Order, Supreme Court, New York County (Jane S. Solomon, J.), entered June 28, 2010, which granted defendant’s motion for summary judgment dismissing the complaint, unanimously affirmed, without costs.
To establish liability for an icy condition, a plaintiff must establish that a defendant had either actual or constructive notice of the particular condition (Simmons v Metropolitan Life Ins. Co., 84 NY2d 972, 973-974 [1994]; Slates v New York City Hous. Auth., 79 AD3d 435, 435-436 [2010], lv denied 16 NY3d 708 [2011] ; Grillo v New York City Tr. Auth., 214 AD2d 648, 648-649 [1995], lv denied 87 NY2d 801 [1995]). Here, defendant established prima facie entitlement to summary judgment
Plaintiffs opposition fails to raise an issue of fact with respect to notice. In particular, we find unavailing her claim that the icy condition on the ramp was a recurrent one. A defendant may be charged with constructive notice of a hazardous condition if it is proven that there was a recurring condition of which the defendant has actual notice (Chianese v Meier, 98 NY2d 270, 278 [2002]; Uhlich v Canada Dry Bottling Co. of N.Y., 305 AD2d 107, 107 [2003]).

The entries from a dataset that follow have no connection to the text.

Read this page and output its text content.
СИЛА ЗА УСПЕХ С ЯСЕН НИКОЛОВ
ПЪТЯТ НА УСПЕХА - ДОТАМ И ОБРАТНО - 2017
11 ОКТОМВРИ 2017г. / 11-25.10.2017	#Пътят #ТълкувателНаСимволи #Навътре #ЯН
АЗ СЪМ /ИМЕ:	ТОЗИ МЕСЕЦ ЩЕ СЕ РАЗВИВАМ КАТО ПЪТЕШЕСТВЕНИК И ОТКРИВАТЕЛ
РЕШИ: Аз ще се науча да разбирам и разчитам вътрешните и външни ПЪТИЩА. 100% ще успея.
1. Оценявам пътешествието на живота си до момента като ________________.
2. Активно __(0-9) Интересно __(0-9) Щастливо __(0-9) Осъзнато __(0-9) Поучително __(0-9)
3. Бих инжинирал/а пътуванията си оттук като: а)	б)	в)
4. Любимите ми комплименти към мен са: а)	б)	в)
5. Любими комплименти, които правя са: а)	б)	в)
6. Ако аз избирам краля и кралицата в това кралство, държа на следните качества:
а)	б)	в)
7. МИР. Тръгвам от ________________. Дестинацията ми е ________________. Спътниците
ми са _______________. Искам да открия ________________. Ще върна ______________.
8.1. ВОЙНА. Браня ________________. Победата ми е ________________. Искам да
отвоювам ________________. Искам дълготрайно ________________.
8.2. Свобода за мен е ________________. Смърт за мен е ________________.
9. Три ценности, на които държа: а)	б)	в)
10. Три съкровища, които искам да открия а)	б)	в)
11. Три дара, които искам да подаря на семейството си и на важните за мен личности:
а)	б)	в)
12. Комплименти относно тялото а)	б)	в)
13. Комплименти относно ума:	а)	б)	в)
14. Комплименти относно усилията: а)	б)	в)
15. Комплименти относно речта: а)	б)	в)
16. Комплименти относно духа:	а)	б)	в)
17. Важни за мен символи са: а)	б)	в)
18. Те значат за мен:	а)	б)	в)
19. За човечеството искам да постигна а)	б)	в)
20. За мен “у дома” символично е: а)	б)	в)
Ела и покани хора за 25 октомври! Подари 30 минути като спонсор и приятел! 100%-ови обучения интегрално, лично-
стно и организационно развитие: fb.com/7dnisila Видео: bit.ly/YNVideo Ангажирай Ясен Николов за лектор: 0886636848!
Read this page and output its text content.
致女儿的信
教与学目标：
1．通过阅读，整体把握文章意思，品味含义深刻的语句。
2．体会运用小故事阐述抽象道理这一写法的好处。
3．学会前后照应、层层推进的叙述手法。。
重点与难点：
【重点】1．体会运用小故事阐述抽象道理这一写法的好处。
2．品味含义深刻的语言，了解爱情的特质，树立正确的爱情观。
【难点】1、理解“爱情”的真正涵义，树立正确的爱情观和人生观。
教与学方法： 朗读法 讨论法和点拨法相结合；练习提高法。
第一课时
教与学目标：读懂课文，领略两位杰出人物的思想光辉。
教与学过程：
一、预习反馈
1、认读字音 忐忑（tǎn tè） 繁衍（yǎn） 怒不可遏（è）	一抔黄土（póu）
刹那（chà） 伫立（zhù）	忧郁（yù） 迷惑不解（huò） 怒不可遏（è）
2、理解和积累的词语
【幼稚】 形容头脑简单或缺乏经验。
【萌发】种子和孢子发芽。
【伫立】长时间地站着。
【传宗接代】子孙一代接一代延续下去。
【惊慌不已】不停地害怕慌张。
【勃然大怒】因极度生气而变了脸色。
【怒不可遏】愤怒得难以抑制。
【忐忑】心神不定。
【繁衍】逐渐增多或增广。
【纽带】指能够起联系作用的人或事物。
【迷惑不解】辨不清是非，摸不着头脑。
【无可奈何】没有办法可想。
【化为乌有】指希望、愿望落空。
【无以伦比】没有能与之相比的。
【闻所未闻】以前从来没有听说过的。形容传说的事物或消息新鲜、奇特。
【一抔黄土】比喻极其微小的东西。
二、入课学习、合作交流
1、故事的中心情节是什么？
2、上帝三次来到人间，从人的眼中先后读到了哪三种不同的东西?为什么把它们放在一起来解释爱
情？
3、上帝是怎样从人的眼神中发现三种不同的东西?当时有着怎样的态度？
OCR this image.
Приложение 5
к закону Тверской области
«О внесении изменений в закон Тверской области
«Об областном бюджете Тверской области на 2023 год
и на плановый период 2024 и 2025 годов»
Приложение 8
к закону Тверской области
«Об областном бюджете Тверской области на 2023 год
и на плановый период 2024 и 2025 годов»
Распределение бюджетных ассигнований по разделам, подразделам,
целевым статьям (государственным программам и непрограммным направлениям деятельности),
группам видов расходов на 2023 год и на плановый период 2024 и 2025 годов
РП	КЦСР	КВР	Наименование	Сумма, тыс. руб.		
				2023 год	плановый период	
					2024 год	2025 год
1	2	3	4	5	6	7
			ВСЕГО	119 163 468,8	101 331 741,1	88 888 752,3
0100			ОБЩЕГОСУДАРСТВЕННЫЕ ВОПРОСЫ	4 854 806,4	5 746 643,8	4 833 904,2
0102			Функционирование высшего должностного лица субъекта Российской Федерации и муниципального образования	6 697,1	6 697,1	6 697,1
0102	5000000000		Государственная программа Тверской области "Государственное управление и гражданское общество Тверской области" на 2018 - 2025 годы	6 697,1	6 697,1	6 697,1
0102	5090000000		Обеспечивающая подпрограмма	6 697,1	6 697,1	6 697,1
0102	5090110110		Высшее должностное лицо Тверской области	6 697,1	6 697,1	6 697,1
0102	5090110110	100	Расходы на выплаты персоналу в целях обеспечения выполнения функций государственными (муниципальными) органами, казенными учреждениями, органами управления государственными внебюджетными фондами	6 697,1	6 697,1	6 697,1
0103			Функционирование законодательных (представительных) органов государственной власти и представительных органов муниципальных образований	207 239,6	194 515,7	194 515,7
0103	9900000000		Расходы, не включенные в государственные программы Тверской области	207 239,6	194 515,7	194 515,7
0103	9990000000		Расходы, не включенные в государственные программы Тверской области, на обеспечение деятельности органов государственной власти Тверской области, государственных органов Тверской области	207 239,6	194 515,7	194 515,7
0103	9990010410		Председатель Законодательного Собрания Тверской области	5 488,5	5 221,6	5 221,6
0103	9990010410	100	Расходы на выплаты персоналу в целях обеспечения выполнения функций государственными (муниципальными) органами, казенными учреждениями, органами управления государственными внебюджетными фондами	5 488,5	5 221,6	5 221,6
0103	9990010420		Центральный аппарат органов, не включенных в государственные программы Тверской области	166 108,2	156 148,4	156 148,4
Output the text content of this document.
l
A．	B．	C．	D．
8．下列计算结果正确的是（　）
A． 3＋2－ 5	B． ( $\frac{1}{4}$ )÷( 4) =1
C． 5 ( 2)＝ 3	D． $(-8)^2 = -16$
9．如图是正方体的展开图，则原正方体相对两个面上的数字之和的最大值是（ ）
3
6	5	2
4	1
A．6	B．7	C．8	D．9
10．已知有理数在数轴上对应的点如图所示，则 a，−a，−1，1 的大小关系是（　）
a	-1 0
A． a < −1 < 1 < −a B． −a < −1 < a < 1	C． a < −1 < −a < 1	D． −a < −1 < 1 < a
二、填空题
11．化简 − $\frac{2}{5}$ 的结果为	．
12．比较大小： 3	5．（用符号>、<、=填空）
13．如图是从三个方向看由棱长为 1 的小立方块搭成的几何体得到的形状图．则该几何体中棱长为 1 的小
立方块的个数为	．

While plaintiff points to evidence that it had snowed a day or two prior to her fall and to the superintendent’s testimony that when it snowed, the snow on the roof would melt and water would fall onto the ramp, this does not establish a recurring icy condition, especially in light of the superintendent’s testimony that “this [was] the first time that ice accumulated like that.”
We have considered plaintiffs other arguments and find them unavailing. Concur — Andrias, J.P., Friedman, Freedman, Richter and Román, JJ. [Prior Case History: 2010 NY Slip Op 31928(U).]